The nursery for carnivorous birds at Voronezh State University’s nature reserve "Galichya Gora" will supply falcons to Morocco, Qatar, and the United Arab Emirates. 60 birds from the VSU’s nature reserve will be delivered this September. Each specimen costs $200, including the delivery and the preparation of the necessary documents. Falconry is an old tradition and a part of the culture in Arab world countries. Falcons from VSU have been taught all the necessary hunting skills.
The Head of the nature reserve, Petr Dudin, explained that falcons breed once a year and then you need to prepare the juveniles for sale. Ornithologists from “Galichya Gora” train them, teach them to hunt, and “handle” the game.
All in all, about 100 falcons were bred in the nursery in 2017. Some of them have already been delivered to Russian falconers.
“Delivery of hunting birds is our priority. However, it is not the only field of their application. Falcons can be used to scare pest birds in the areas where they can be dangerous: at airports and enterprises, in parks, and gardens,” said Petr Dudin.
It should be mentioned that the birds from the Galichya Gora nursery are well-known not only in Russia but also abroad. For example, in February 2014, in United Arab Emirates a saker falcon which had been bred in the nursery for carnivorous birds at Voronezh State University’s nature reserve "Galichya Gora" took first place in the international falcons’ championship organised by the Department of Tourism and Commercial Marketing of Dubai.

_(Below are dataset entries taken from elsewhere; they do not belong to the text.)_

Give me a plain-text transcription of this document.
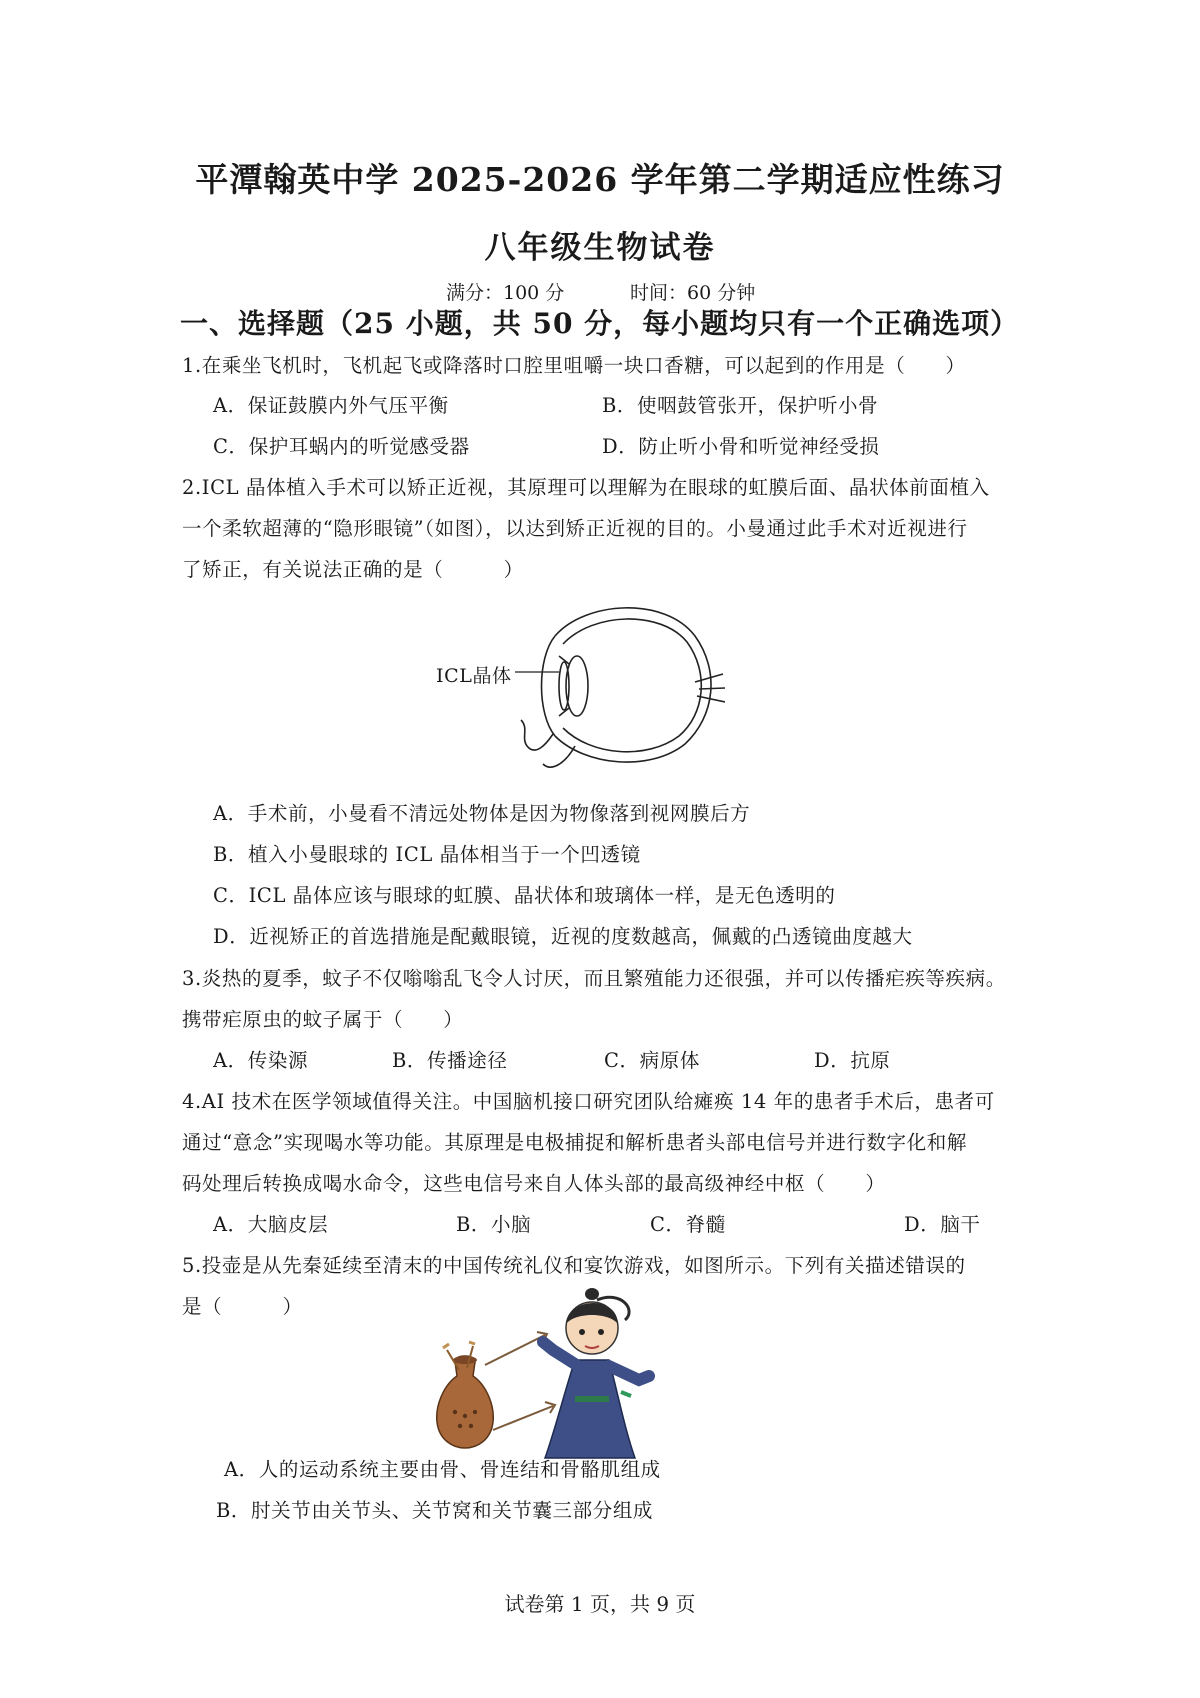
平潭翰英中学 2025-2026 学年第二学期适应性练习
八年级生物试卷
满分：100 分	时间：60 分钟
一、选择题（25 小题，共 50 分，每小题均只有一个正确选项）
1.在乘坐飞机时，飞机起飞或降落时口腔里咀嚼一块口香糖，可以起到的作用是（　　）
A．保证鼓膜内外气压平衡	B．使咽鼓管张开，保护听小骨
C．保护耳蜗内的听觉感受器	D．防止听小骨和听觉神经受损
2.ICL 晶体植入手术可以矫正近视，其原理可以理解为在眼球的虹膜后面、晶状体前面植入
一个柔软超薄的“隐形眼镜”（如图），以达到矫正近视的目的。小曼通过此手术对近视进行
了矫正，有关说法正确的是（　　　）
ICL晶体
A．手术前，小曼看不清远处物体是因为物像落到视网膜后方
B．植入小曼眼球的 ICL 晶体相当于一个凹透镜
C．ICL 晶体应该与眼球的虹膜、晶状体和玻璃体一样，是无色透明的
D．近视矫正的首选措施是配戴眼镜，近视的度数越高，佩戴的凸透镜曲度越大
3.炎热的夏季，蚊子不仅嗡嗡乱飞令人讨厌，而且繁殖能力还很强，并可以传播疟疾等疾病。
携带疟原虫的蚊子属于（　　）
A．传染源	B．传播途径	C．病原体	D．抗原
4.AI 技术在医学领域值得关注。中国脑机接口研究团队给瘫痪 14 年的患者手术后，患者可
通过“意念”实现喝水等功能。其原理是电极捕捉和解析患者头部电信号并进行数字化和解
码处理后转换成喝水命令，这些电信号来自人体头部的最高级神经中枢（　　）
A．大脑皮层	B．小脑	C．脊髓	D．脑干
5.投壶是从先秦延续至清末的中国传统礼仪和宴饮游戏，如图所示。下列有关描述错误的
是（　　　）
A．人的运动系统主要由骨、骨连结和骨骼肌组成
B．肘关节由关节头、关节窝和关节囊三部分组成
试卷第 1 页，共 9 页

Galichya Gora is the smallest and the only nature reserve in the world belonging to a university. Its history goes back to 1925. First, it was a part of the Yelets local history museum. In 1936, “Galichya Gora” was handed over to Voronezh State University. Since then, the flora and fauna of the area have been extensively studied. In 1990, a nursery was created for carnivorous birds registered in the Red Book of the Russian Federation. One of the reserves objectives is to renew the natural populations of these birds by reintroducing hand-reared birds. At present there are saker falcons, peregrine falcons, imperial eagles, golden eagles, and other species at the nursery. From 5 to 20 falcons are released into their natural habitats every year. The old Russian tradition of hawking is gradually being revived at the reserve.